2 Most Common Authentication Vulnerabilities in Web Applications
Attacks on web applications are an all too common occurrence these days. Amazingly, the threats from where the attacks are directed aren’t always external; internal threats are just as real and very dangerous in their own rights. As a result, companies spend millions shoring up the security of their web applications. Despite this, a well-targeted attack can easily break through the security barriers; just ask Sony about the attack on their PlayStation Network in April 2011. They key to deploying a fool-proof system lies in identifying the existing problems correctly. In order to fix anything, you first have to accurately know what is wrong with it. Many times, the web application’s security vulnerability lies in the authentication process. The 2 most common authentication vulnerabilities that you should keep an eye out for are broken authentication / session management and insufficient transport layer protection.
Broken Authentication and Session Management
The way a web application is able to handle the authorization process and the subsequent active session goes a long way I helping prevent “drive by” attacks from internal and external threats. When it comes to credential management, there is a number of features that can fall susceptible to attacks, including simple functions like ‘remember password’ and ‘forgot username and password’. Unless a web application is being used by mega-corporations, chances are that the application developers have decided to forgo very expensive hardware or software based authentication systems in favour of the good old username-password combination system.

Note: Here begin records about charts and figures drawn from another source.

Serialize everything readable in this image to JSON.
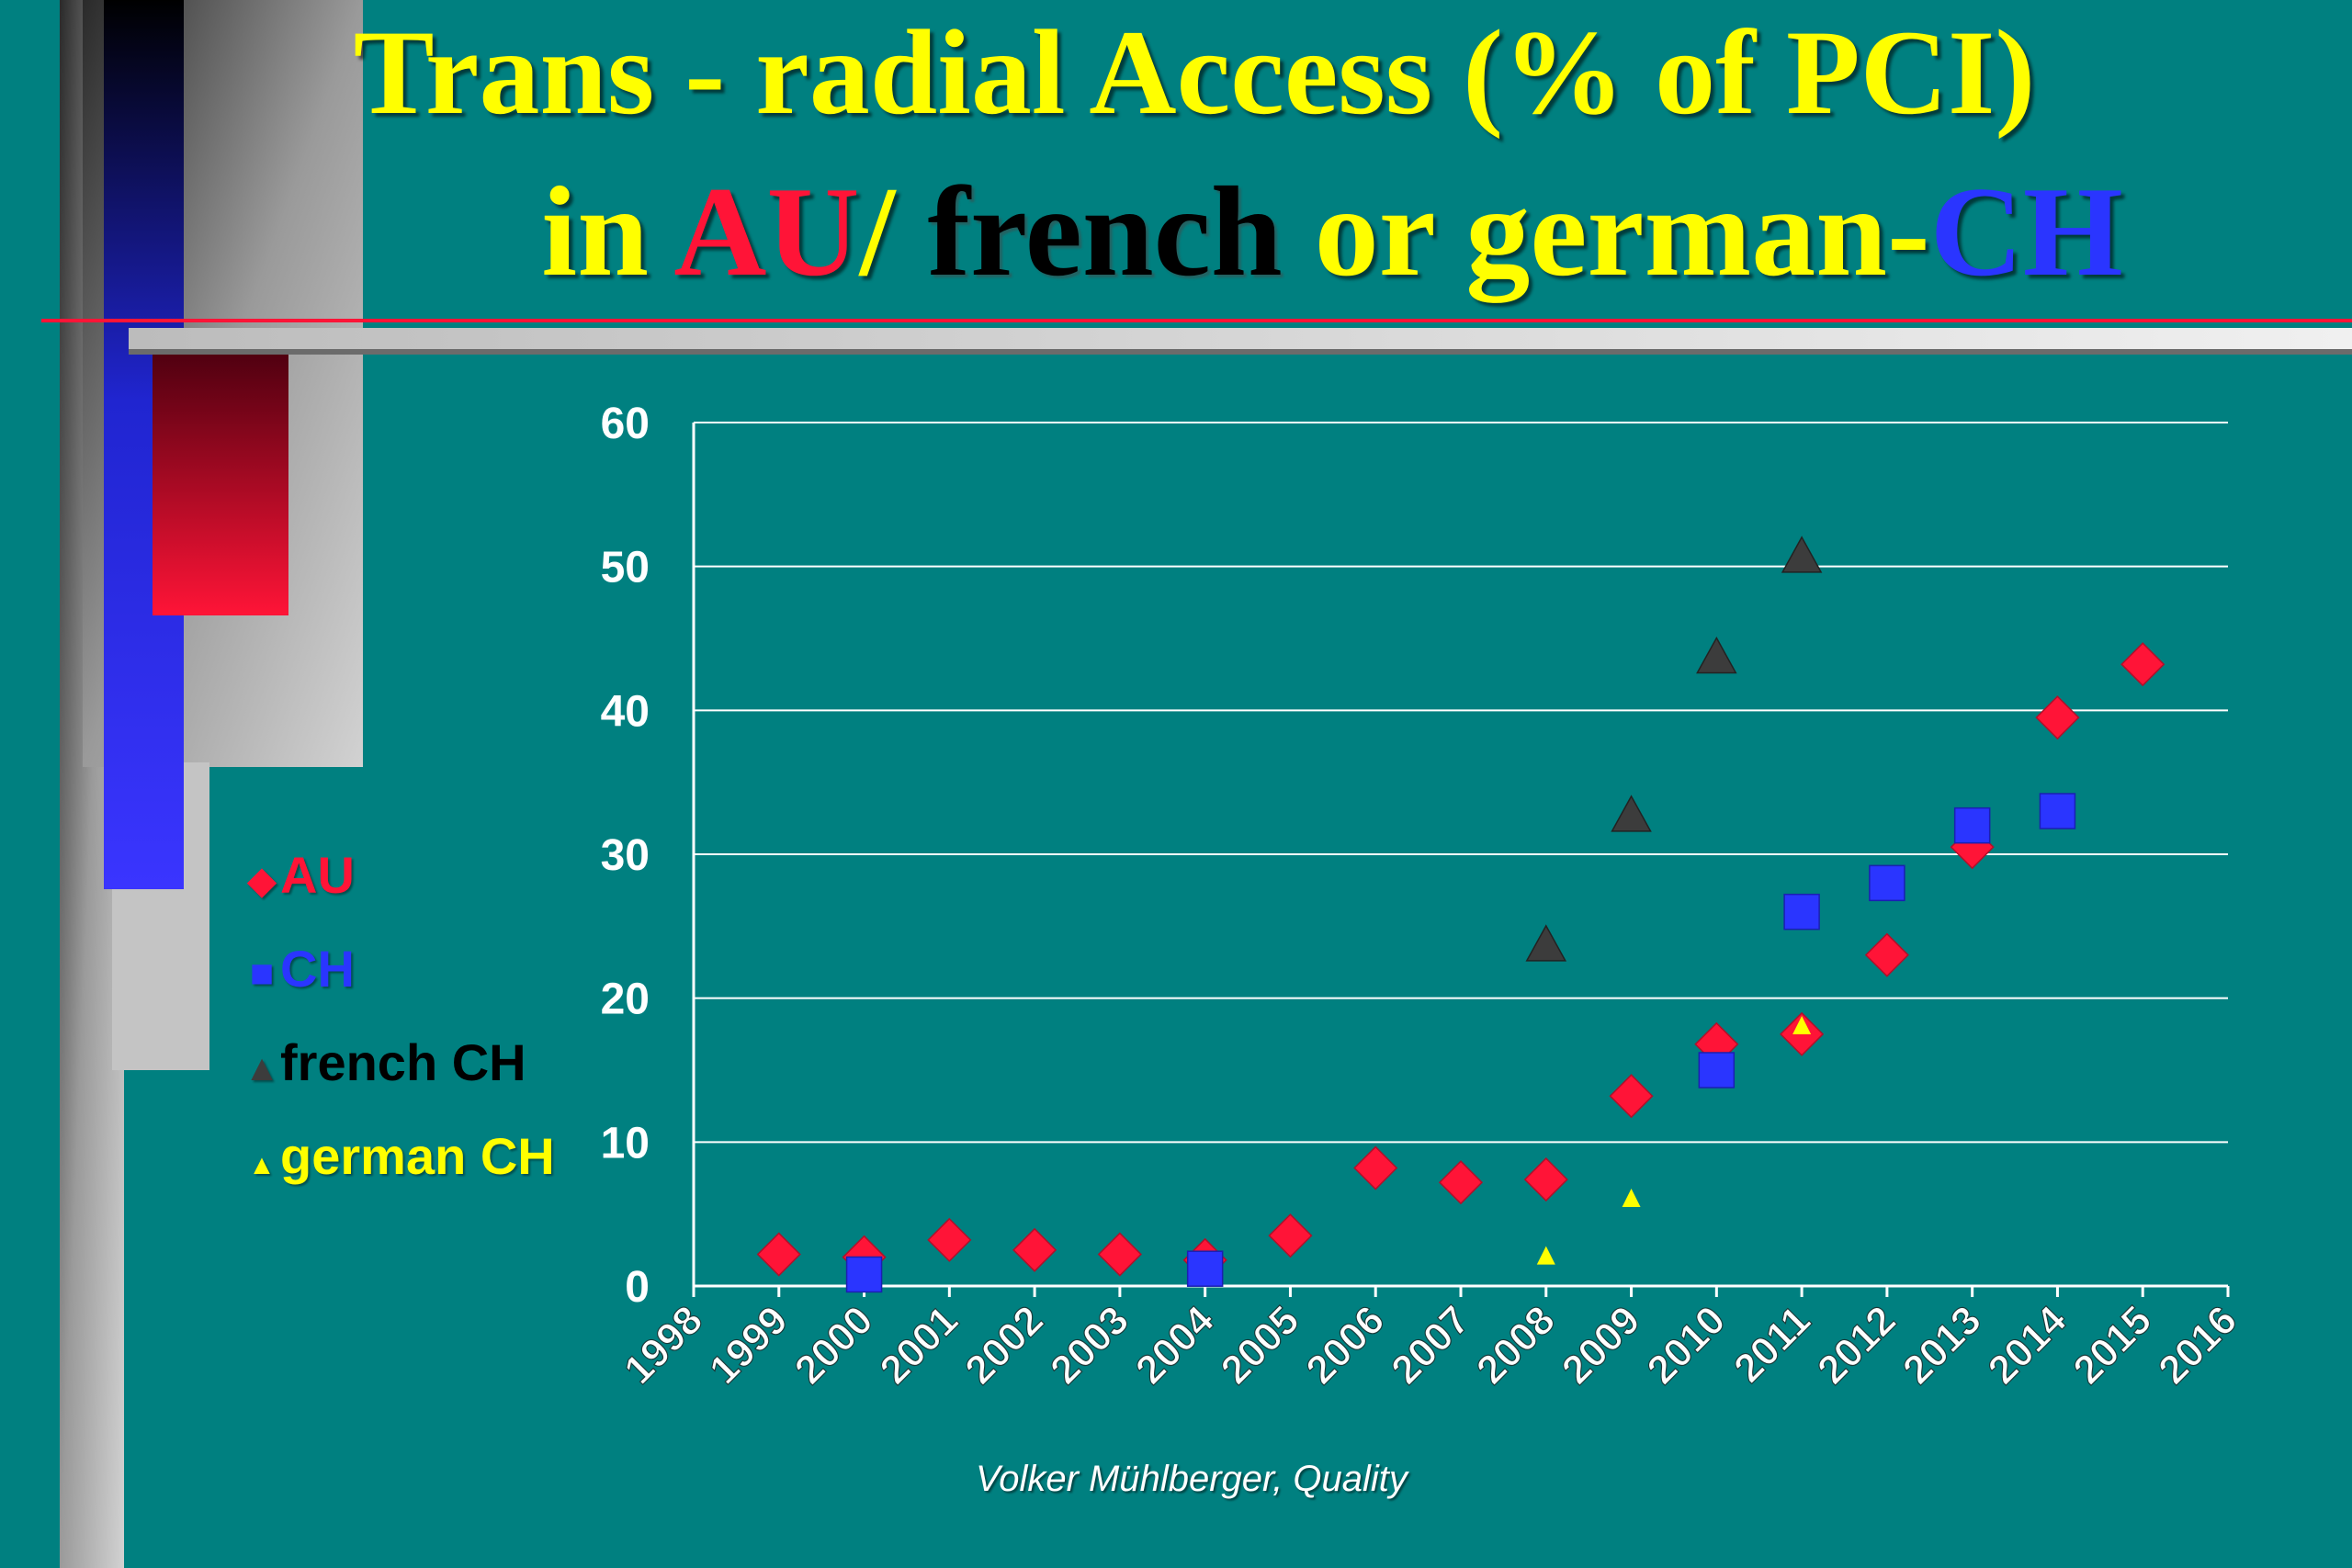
{
  "title": {
    "line1": "Trans - radial Access (% of  PCI)",
    "line2_parts": [
      {
        "text": "in ",
        "color": "#ffff00"
      },
      {
        "text": "AU",
        "color": "#ff1437"
      },
      {
        "text": "/ ",
        "color": "#ffff00"
      },
      {
        "text": "french",
        "color": "#000000"
      },
      {
        "text": " or german-",
        "color": "#ffff00"
      },
      {
        "text": "CH",
        "color": "#2a35ff"
      }
    ]
  },
  "credit": "Volker Mühlberger, Quality",
  "legend": [
    {
      "label": "AU",
      "marker": "diamond",
      "color": "#ff1437"
    },
    {
      "label": "CH",
      "marker": "square",
      "color": "#2a35ff"
    },
    {
      "label": "french CH",
      "marker": "triangle",
      "color": "#3c3c3c"
    },
    {
      "label": "german CH",
      "marker": "triangle-small",
      "color": "#ffff00"
    }
  ],
  "chart_data": {
    "type": "scatter",
    "title": "Trans - radial Access (% of  PCI) in AU/ french or german-CH",
    "xlabel": "",
    "ylabel": "",
    "xlim": [
      1998,
      2016
    ],
    "ylim": [
      0,
      60
    ],
    "x_ticks": [
      1998,
      1999,
      2000,
      2001,
      2002,
      2003,
      2004,
      2005,
      2006,
      2007,
      2008,
      2009,
      2010,
      2011,
      2012,
      2013,
      2014,
      2015,
      2016
    ],
    "y_ticks": [
      0,
      10,
      20,
      30,
      40,
      50,
      60
    ],
    "grid": "horizontal",
    "legend_position": "left",
    "series": [
      {
        "name": "AU",
        "marker": "diamond",
        "color": "#ff1437",
        "points": [
          [
            1999,
            2.2
          ],
          [
            2000,
            2.0
          ],
          [
            2001,
            3.2
          ],
          [
            2002,
            2.5
          ],
          [
            2003,
            2.2
          ],
          [
            2004,
            1.8
          ],
          [
            2005,
            3.5
          ],
          [
            2006,
            8.2
          ],
          [
            2007,
            7.2
          ],
          [
            2008,
            7.4
          ],
          [
            2009,
            13.2
          ],
          [
            2010,
            16.8
          ],
          [
            2011,
            17.5
          ],
          [
            2012,
            23
          ],
          [
            2013,
            30.5
          ],
          [
            2014,
            39.5
          ],
          [
            2015,
            43.2
          ]
        ]
      },
      {
        "name": "CH",
        "marker": "square",
        "color": "#2a35ff",
        "points": [
          [
            2000,
            0.8
          ],
          [
            2004,
            1.2
          ],
          [
            2010,
            15
          ],
          [
            2011,
            26
          ],
          [
            2012,
            28
          ],
          [
            2013,
            32
          ],
          [
            2014,
            33
          ]
        ]
      },
      {
        "name": "french CH",
        "marker": "triangle",
        "color": "#3c3c3c",
        "points": [
          [
            2008,
            23.5
          ],
          [
            2009,
            32.5
          ],
          [
            2010,
            43.5
          ],
          [
            2011,
            50.5
          ]
        ]
      },
      {
        "name": "german CH",
        "marker": "triangle-small",
        "color": "#ffff00",
        "points": [
          [
            2008,
            2
          ],
          [
            2009,
            6
          ],
          [
            2011,
            18
          ]
        ]
      }
    ]
  }
}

Combating Broken Authentication and Session Management
A very simple way to combat this menace is to ensure that there is a re-authentication process before any account management functions can be carried out. Keeping track of the stream of requests from users is a great way to counter this problem and it is not uncommon to find web applications that establish sessions for that very purpose.
Insufficient Transport Layer Protection
Ask any security expert to name a common flaw in web applications and chances are they will talk about the manner in which web applications do not protect network traffic. All the focus on providing proper security usually seems to be directed at the authentication process, leaving unencrypted data free to be intercepted. A very common reason why this occurs is the lack of SSL encryption on the right pages. Many applications only use SSL during authentication and for other very important pages, but forgo it for every other page.
Combating Insufficient Transport Layer Protection
For other authentication errors, a thorough investigation is required to detect even the smallest of flaws. However, all you have to do in order detect a basic insufficient transport layer protection error is to monitor the network traffic. Other flaws may require more in-depth investigation, but rarely does one have to dig deep into the server or application configuration. SSL should be used on any and all pages that contain important information and non-SSL requests to these pages should be redirected to the SSL page.
The OWASP Top 10 lists both these issues as very common security flaws in web applications. Thankfully, they are not that hard to detect and fixing the problems is often more a question of common sense than, that of technical ability.